Seaman’s biographical anthology, “Identity Unknown: Rediscovering Seven American Women Artists,” delves into the lives of lesser-known American artists Lousie Nevelson, Gertrude Abercrombie, Lois Mailou Jones, Joan Brown, Ree Morton, Lenore Tawney and Christina Ramberg. She discussed the work of each one via teleconference with Mark Luce’s students on Wednesday, May 9, and said she found their questions “smart and sensitive,” and their observations “important and astute.”
Each student chose an artist to study and discuss. Prompted by their questions, Seaman explained how Ramberg’s Cubist- and Surrealist-inspired paintings depicted her military upbringing and her belief that by attaining strength in beauty, women become powerful. She told them Brown’s whimsical paintings were inspired by her own life, “which was a radical act for a woman at the time because she was saying she was as interesting as any man.” She explained how Jones helped lead the art world to recognize the strength and beauty of African-American art, and why Abercrombie’s reputation as a party girl and “Queen of the Bohemian Artists” was at odds with her inner loneliness and solitude.

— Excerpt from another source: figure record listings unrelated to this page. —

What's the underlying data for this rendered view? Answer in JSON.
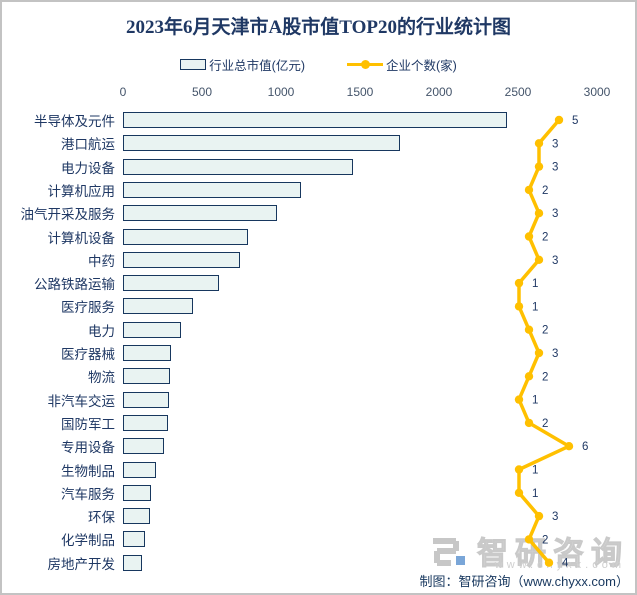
{
  "title": "2023年6月天津市A股市值TOP20的行业统计图",
  "legend": {
    "bar_label": "行业总市值(亿元)",
    "line_label": "企业个数(家)"
  },
  "chart_data": {
    "type": "bar",
    "orientation": "horizontal",
    "title": "2023年6月天津市A股市值TOP20的行业统计图",
    "categories": [
      "半导体及元件",
      "港口航运",
      "电力设备",
      "计算机应用",
      "油气开采及服务",
      "计算机设备",
      "中药",
      "公路铁路运输",
      "医疗服务",
      "电力",
      "医疗器械",
      "物流",
      "非汽车交运",
      "国防军工",
      "专用设备",
      "生物制品",
      "汽车服务",
      "环保",
      "化学制品",
      "房地产开发"
    ],
    "series": [
      {
        "name": "行业总市值(亿元)",
        "type": "bar",
        "values": [
          2430,
          1750,
          1455,
          1125,
          975,
          790,
          740,
          605,
          445,
          370,
          305,
          297,
          288,
          283,
          258,
          211,
          177,
          172,
          137,
          120
        ]
      },
      {
        "name": "企业个数(家)",
        "type": "line",
        "values": [
          5,
          3,
          3,
          2,
          3,
          2,
          3,
          1,
          1,
          2,
          3,
          2,
          1,
          2,
          6,
          1,
          1,
          3,
          2,
          4
        ]
      }
    ],
    "x_axis": {
      "ticks": [
        0,
        500,
        1000,
        1500,
        2000,
        2500,
        3000
      ],
      "min": 0,
      "max": 3000,
      "position": "top",
      "grid": false
    },
    "legend_position": "top"
  },
  "colors": {
    "bar_fill": "#E9F3F2",
    "bar_border": "#17375E",
    "line": "#FFC000",
    "text_navy": "#1F3864",
    "axis_text": "#44546A",
    "count_label": "#1F3864"
  },
  "watermark": {
    "brand": "智研咨询",
    "url": "www.chyxx.com"
  },
  "footer": {
    "credit": "制图：智研咨询（www.chyxx.com）"
  }
}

Mr. Luce said bringing in subject-area experts like Seaman gives students new perspectives on what they learn in the classroom and opportunities to apply critical thinking skills.
“The students were able to translate what they had read and presented into sophisticated analysis of the artists and excellent questions for Donna. This type of interaction with authors and artists not only enhances student learning, but it also reminds them of how the art canon’s construction never rests solely on merit.”